Shaw Shorts review – a double dose of delightful comedy

Orange Tree, London
Two plays explore George Bernard Shaw’s questioning of social values, directed by Paul Miller as a pointer towards Pinter

Great Irish playwrights born two years apart in Dublin both employed paradoxical dialogue to different ends – Oscar Wilde’s gossamer epigrammatic comedies versus George Bernard Shaw’s heavier syllogistic considerations of moral and social problems, often underpinned by lengthy published prefaces.

Shaw’s one-act pieces How He Lied to Her Husband (1904), a farce about adultery in literary circles, and Overruled (1912), a comedy of polygamy, are here delightfully revived by Shavian specialist director Paul Miller. They feel like spiritual sequels to Wilde’s The Importance of Being Earnest or An Ideal Husband: “Don’t you dare swear in my presence. One would think you were my husband.”

While Shaw, characteristically, devoted 15 pages before the first stage direction of Overruled to a treatise on whether having more than one spouse would actually work in Edwardian society, Miller plays the propositions sharp and fast, focusing on the absurd geometries of human desire.

The absurd geometries of human desire ... Alex Bhat and Hara Yannas in How He Lied to Her Husband.
The absurd geometries of human desire ... Alex Bhat and Hara Yannas in How He Lied to Her Husband. Photograph: Richard Davenport/The Other Richard

How He Lied to Her Husband turns on married aristocrat Aurora telling her poet lover, Henry, that her husband, Teddy, has discovered the fervent love verses written in illicit heat. Things get impressively meta for the early 20th-century as the couple fell in love at a production of Shaw’s play Candida. In Overruled, four married people who have agreed to take separate holidays collide at the same hotel, where church vows stretch in a more daring forebear of Coward’s Private Lives.

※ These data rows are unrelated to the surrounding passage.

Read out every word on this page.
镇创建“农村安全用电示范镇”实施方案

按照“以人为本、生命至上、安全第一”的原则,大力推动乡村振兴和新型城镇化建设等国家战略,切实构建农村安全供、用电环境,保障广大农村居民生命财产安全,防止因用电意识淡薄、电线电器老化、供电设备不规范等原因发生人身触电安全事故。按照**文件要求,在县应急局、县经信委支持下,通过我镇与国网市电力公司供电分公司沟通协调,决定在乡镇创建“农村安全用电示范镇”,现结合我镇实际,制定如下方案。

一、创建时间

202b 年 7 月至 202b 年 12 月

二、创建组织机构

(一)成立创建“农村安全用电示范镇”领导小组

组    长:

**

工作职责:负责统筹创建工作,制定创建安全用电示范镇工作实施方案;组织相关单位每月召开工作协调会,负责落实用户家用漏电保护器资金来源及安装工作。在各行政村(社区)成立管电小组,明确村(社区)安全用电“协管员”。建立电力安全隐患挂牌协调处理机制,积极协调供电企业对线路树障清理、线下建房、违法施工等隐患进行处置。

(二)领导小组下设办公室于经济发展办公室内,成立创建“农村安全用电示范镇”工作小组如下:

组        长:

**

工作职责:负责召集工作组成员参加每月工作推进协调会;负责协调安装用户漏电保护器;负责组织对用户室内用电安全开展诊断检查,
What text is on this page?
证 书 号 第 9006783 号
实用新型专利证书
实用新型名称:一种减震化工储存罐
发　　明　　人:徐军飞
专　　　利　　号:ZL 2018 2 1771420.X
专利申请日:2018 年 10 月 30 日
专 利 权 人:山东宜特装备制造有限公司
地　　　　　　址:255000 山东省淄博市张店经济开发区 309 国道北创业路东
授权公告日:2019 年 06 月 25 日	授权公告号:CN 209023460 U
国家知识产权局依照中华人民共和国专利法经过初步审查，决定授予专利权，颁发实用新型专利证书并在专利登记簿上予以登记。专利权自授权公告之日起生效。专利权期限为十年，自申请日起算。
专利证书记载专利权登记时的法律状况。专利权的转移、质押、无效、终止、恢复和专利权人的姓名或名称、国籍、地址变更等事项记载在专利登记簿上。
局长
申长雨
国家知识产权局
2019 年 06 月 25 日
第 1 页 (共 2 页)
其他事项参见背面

Two of the cast – Dorothea Myer-Bennett and Jordan Mifsúd – play a different wife or husband in each half, nicely differentiating strategies of vanity and passion. They – and equally impressive colleagues, Joe Bolland, Alex Bhat, and Hara Yannas – strike a heightened, almost spoken-operatic style that hits every joke. A combination of heritage frocks with modern-ish fashion – leather jacket, man-bun, trainers – subtly suggests the line of descent from Wilde and Shaw through Coward to the betrayal games in Harold Pinter’s The Lover.